Nindi menatapnya datar, "Kamu sadar nggak sih kalau memotret diam-diam dan membuat fitnah seeprti itu juga masuk ranah pidana?"
"Aku memang nggak suka lihat kamu, tahu kenapa? Kamu itu sok kelihatan hebat, padahal cuma wanita murahan yang yang memanfaatkan pria. Sekarang malah berdiri di atas panggung sok-sokan bagi-bagi 'pengalaman sukses' Mending bagi-bagi tips tidur sama pria tua saja sekalian."
Begitu gadis itu selesai bicara, beberapa mahasiswa yang menyaksikan langsung mulai berbisik-bisik.
Saat itu juga, Cakra maju ke arah kerumunan, dengan beberapa orang yang mengikutinya.
Dia langsung menatap sang rektor, "Apa kampus ini sebegitu sempitnya sampai nggak bisa menerima kalau ada wanita cerdas dan berprestasi? Bahkan sampai harus difitnah dan dijatuhkan begini?"
Ternyata, Cakra sudah memperhatikan situasi ini dari jauh sejak tadi.
Dari potongan percakapan yang terdengar, dia sudah bisa menebak inti masalahnya. Sekarang, dia benar-benar kesal.
Wajah sang rektor seketika pucat pasi, disertai rasa panik. Dia pun buru-buru bicara, "Masalah ini pasti akan kami selidiki sampai tuntas. Nindi adalah peraih nilai tertinggi dalam ujian masuk. Nilai akademisnya juga selalu menonjol selama ini. Semua dosen dan teman sekelas bisa menjadi saksi atas prestasinya."
"Kalau setiap mahasiswa yang berprestasi justru jadi sasaran perundungan dan fitnah, siapa lagi yang berani berjuang keras di universitas ini?"
Begitu Cakra bicara, ekspresi Rektor langsung berubah. Dia menoleh tajam ke arah ketua Klub Jurnalis, "Apa benar kamu yang menulis berita fitnah ini? Kamu yang menyebarkan tuduhan keji pada sesama mahasiswa?"
"Pak, saya … saya sudah bicara dengan Nindi dan menjelaskan semuanya. Saya nggak bermaksud memfitnah."
Gadis yang sejak tadi terus menyerang Nindi langsung berdiri penuh emosi, "Itu jelas bukan fitnah! Apa Nindi bisa jelaskan kok bisa naik mobil mewah dan pakai barang-barang mahal?"
Cakra menjawab dengan tenang, "Aku bisa jelaskan. Hari itu aku yang antar Nindi pulang. Perusahaan lagi banyak urusan dan dia lembur sampai malam."
Gadis itu tampak syok, "Kamu ... kamu nggak mungkin bilang begitu cuma demi bantuin dia, 'kan?"
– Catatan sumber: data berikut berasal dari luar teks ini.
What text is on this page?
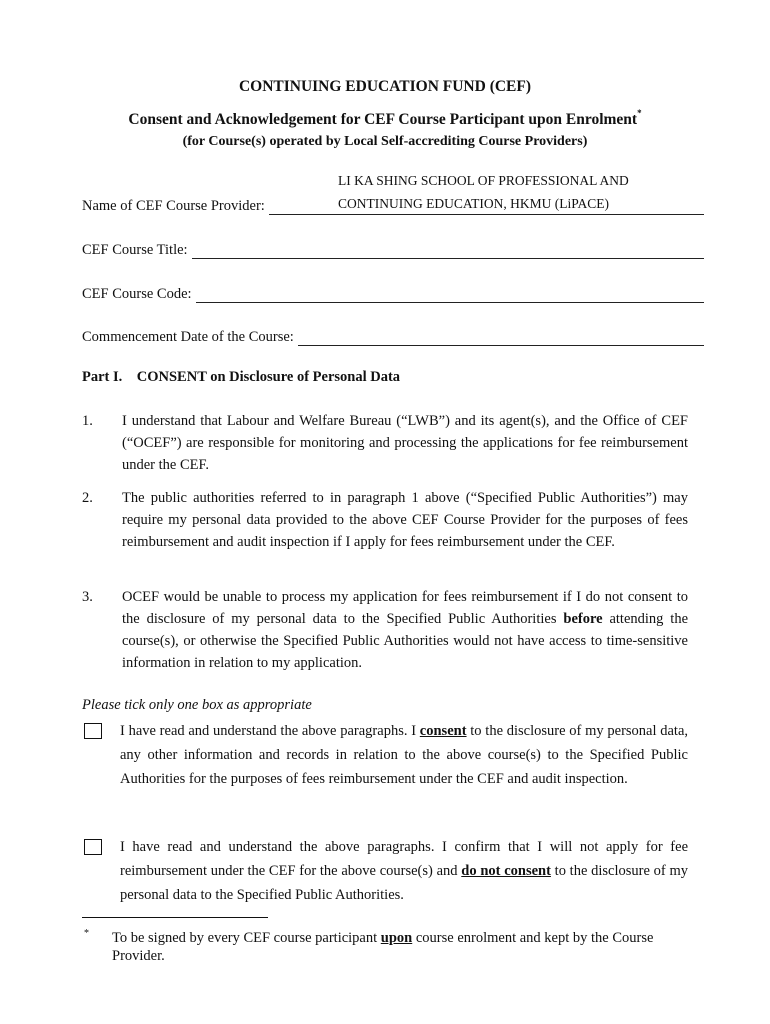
CONTINUING EDUCATION FUND (CEF)
Consent and Acknowledgement for CEF Course Participant upon Enrolment*
(for Course(s) operated by Local Self-accrediting Course Providers)
LI KA SHING SCHOOL OF PROFESSIONAL AND
CONTINUING EDUCATION, HKMU (LiPACE)
Name of CEF Course Provider:
CEF Course Title:
CEF Course Code:
Commencement Date of the Course:
Part I.    CONSENT on Disclosure of Personal Data
1. I understand that Labour and Welfare Bureau (“LWB”) and its agent(s), and the Office of CEF (“OCEF”) are responsible for monitoring and processing the applications for fee reimbursement under the CEF.
2. The public authorities referred to in paragraph 1 above (“Specified Public Authorities”) may require my personal data provided to the above CEF Course Provider for the purposes of fees reimbursement and audit inspection if I apply for fees reimbursement under the CEF.
3. OCEF would be unable to process my application for fees reimbursement if I do not consent to the disclosure of my personal data to the Specified Public Authorities before attending the course(s), or otherwise the Specified Public Authorities would not have access to time-sensitive information in relation to my application.
Please tick only one box as appropriate
I have read and understand the above paragraphs. I consent to the disclosure of my personal data, any other information and records in relation to the above course(s) to the Specified Public Authorities for the purposes of fees reimbursement under the CEF and audit inspection.
I have read and understand the above paragraphs. I confirm that I will not apply for fee reimbursement under the CEF for the above course(s) and do not consent to the disclosure of my personal data to the Specified Public Authorities.
* To be signed by every CEF course participant upon course enrolment and kept by the Course Provider.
Sang rektor langsung membentak, "Jaga ucapanmu! Nindi itu salah satu talenta teknologi terbaik di Kota Alana dan sudah pernah mendapat penghargaan resmi! Siapa kamu sampai pantas meragukannya?"
Baru kali ini Rektor sadar, betapa luar biasanya kemampuan Nindi. Jika dia menjadi panutan bagi mahasiswa lain, itu akan menjunjung nama baik Universitas Yasawirya.
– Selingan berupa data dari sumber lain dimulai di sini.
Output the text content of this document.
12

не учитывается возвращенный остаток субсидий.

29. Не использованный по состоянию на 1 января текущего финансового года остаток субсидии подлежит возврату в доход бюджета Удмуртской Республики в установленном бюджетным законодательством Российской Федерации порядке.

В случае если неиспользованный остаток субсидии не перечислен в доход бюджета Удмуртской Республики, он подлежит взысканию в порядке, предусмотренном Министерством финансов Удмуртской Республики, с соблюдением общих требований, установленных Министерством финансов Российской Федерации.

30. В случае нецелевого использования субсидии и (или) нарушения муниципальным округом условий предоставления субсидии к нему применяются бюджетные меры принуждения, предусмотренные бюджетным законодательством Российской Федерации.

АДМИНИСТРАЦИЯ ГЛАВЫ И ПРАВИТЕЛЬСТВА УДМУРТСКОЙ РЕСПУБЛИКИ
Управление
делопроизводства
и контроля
Cakra menatap sang Rektor sejenak, "Saya harap, Bapak bisa tangani masalah ini dengan tegas."
"Tenang, Pak Cakra. Saya akan urus dengan baik."
Cakra mengangguk, lalu berbalik dan berjalan pergi bersama timnya.
Sang Rektor kemudian mendekati ketua Badan Eksekutif Mahasiswa, "Cari semua yang terlibat dalam kasus penyebaran berita bohong ini! Kita harus memberikan sanksi tegas. Ini sudah keterlaluan dan mencoreng nama baik kampus!"
Wajah ketua Klub Jurnalistik seketika pucat pasi begitu melihat sang rektor pergi mengejar Cakra.
Ketua Klub Jurnalistik sontak berkata, "Bagaimana ini? Aku benar-benar nggak bermaksud begini. Aku nggak mau dihukum, apalagi sampai dikeluarkan."